Orange County will not be adopting a new voting system designed to make it easier for the county’s 1.2 million voters to cast a ballot. This week the Board of Supervisors voted unanimously against adopting a voting center model for elections proposed by county Registrar of Voters Neal Kelley.
Under the model, neighborhood precincts would have been replaced with fewer, but larger and better-staffed vote centers where anyone could vote or drop off their mail-in ballot for up to 10 days before Election Day.
Kelley’s report on the proposal noted that vote centers would eliminate the need to provide and account for provisional ballots for people voting at the wrong polling station, and it would allow poll workers to quickly verify the identity of voters via electronic poll books.
The system was expected to cost up to $14 million, compared to up to $40 million that Kelley estimated is needed to replace the county’s outdated voting machines.
“It looked like a very efficient, cost-effective model to move towards,” he told KPCC.
Still, the five Republican board members voted against the measure at their recent meeting without discussing it publicly or explaining the reasoning behind their votes. None of the supervisors responded to requests for comments on Wednesday.
Supervisor Todd Spitzer told the Orange County Register that he was concerned about potential voter fraud and said he wanted to evaluate other statewide changes to voting in 2018, including same-day voter registration, before making additional changes.
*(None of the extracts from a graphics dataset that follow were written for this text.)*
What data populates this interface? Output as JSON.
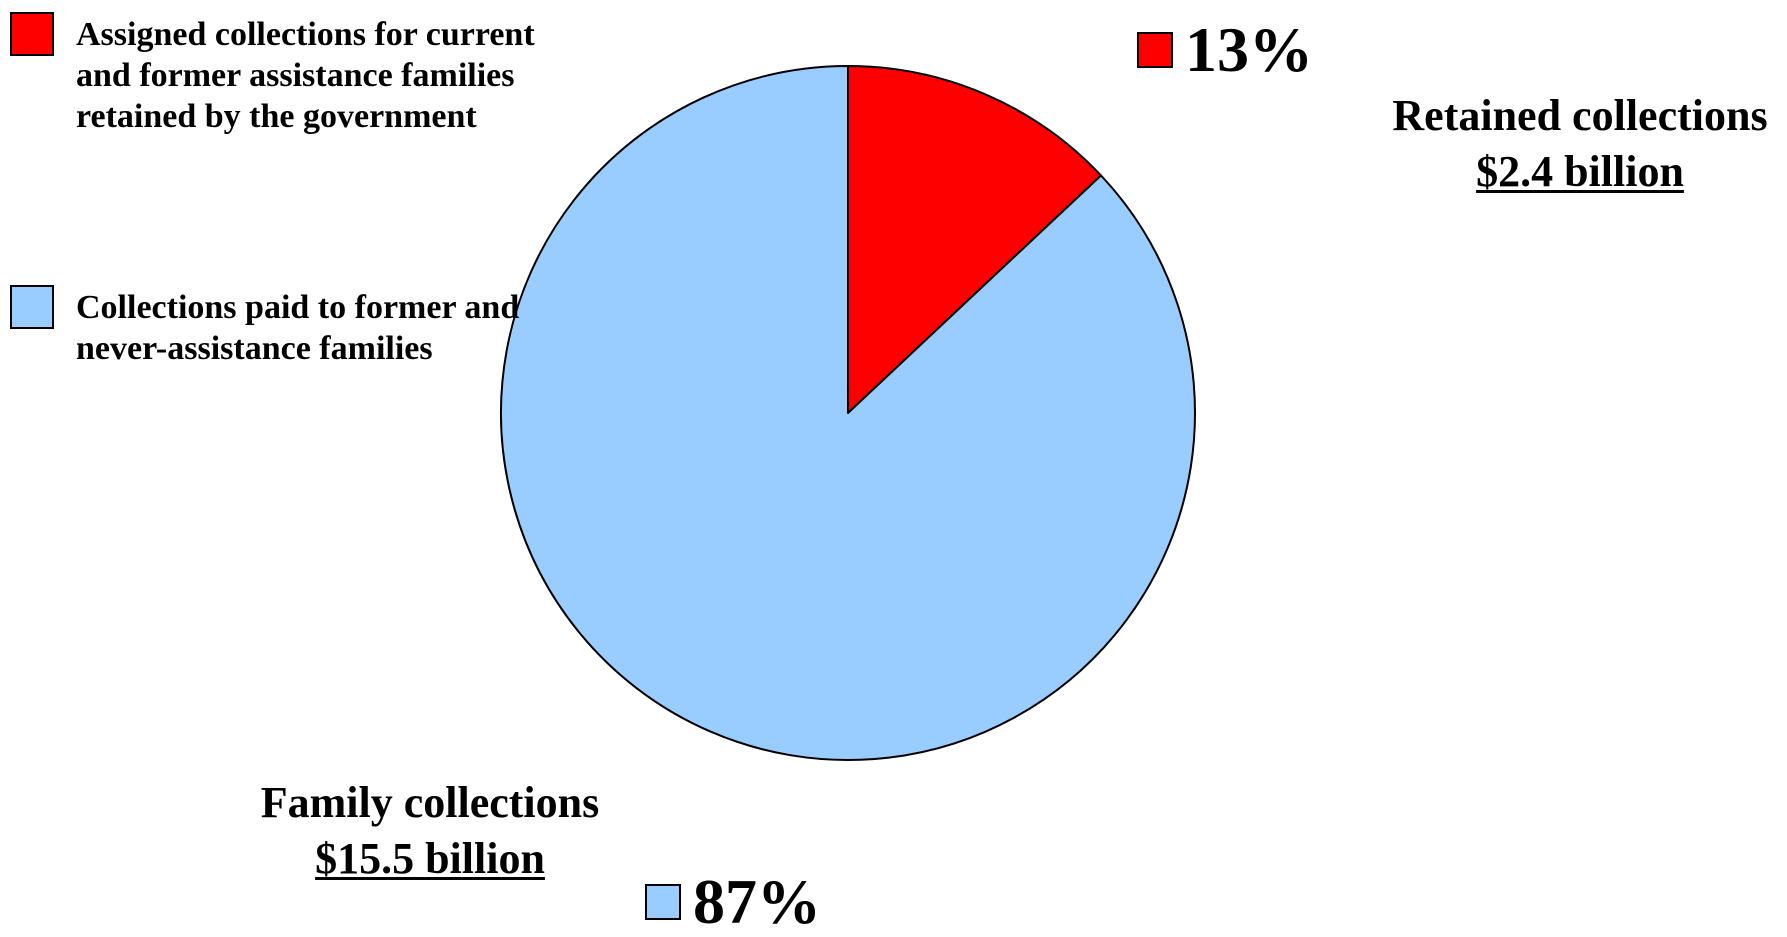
{
  "chart_data": {
    "type": "pie",
    "slices": [
      {
        "legend": "Assigned collections for current and former assistance families retained by the government",
        "label": "Retained collections",
        "amount": "$2.4 billion",
        "percent_text": "13%",
        "value": 13,
        "color": "#ff0000"
      },
      {
        "legend": "Collections paid to former and never-assistance families",
        "label": "Family collections",
        "amount": "$15.5 billion",
        "percent_text": "87%",
        "value": 87,
        "color": "#99ccff"
      }
    ],
    "start_angle": "top",
    "direction": "clockwise",
    "legend_placement": "top-left"
  }
}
California Secretary of State Alex Padilla said he was "stunned and deeply disappointed” by the board of supervisors’ vote. Padilla sponsored a bill, AB 450, designed to phase in the vote center model across the state.
"The Orange County Board of Supervisors had an opportunity to, frankly, be a leader in the state and across the country in empowering their voters with choices of when, where and how to cast a ballot and, by the way, save significant money in the process, and they chose not to do that,” Padilla said.
Counties that adopt the vote center model will mail ballots to all registered voters before election day. Voters can mail in their ballots, drop them off at vote centers or vote in person at any vote center in the county.
Most Republican legislators voted against the bill, which Governor Jerry Brown signed into law in September.
Sacramento County recently adopted the vote center model, and Secretary of State Padilla said he expects more to follow.
Colorado began implementing vote centers across the state several years ago, and seven other states besides California, including Texas and Arkansas, allow for vote centers to be used before and on election day, according to the National Conference of State Legislatures.
Justin Levitt, an expert on voting at Loyola Law School, said the vote center model should increase turnout by making it more convenient for people to vote.
“The vote center model is based on bringing the polls to voters rather than bringing voters to the polls,” he said. "It makes sure people can show up and cast their ballots where they wish ... rather than forcing people to go to a particular location at a time that’s not particularly convenient.”
He said there’s no more risk of fraud under the voting center model than under the current model.
The Pew Charitable Trusts found that Colorado counties using vote centers in the 2014 general election spent 40 percent less per vote than under its prior precinct model and the use of provisional ballots declined by nearly 98 percent. The study didn't address fraud.
An Orange County grand jury released a report earlier this year that found “no evidence of widespread or organized voter fraud or vote interference in Orange County election processes.”
The grand jury also concluded that vote centers as contemplated under AB 450 "will promote voter turnout, provide longer timeframes for ballot casting, maintain the security of the voting process, and preserve election integrity in the years ahead."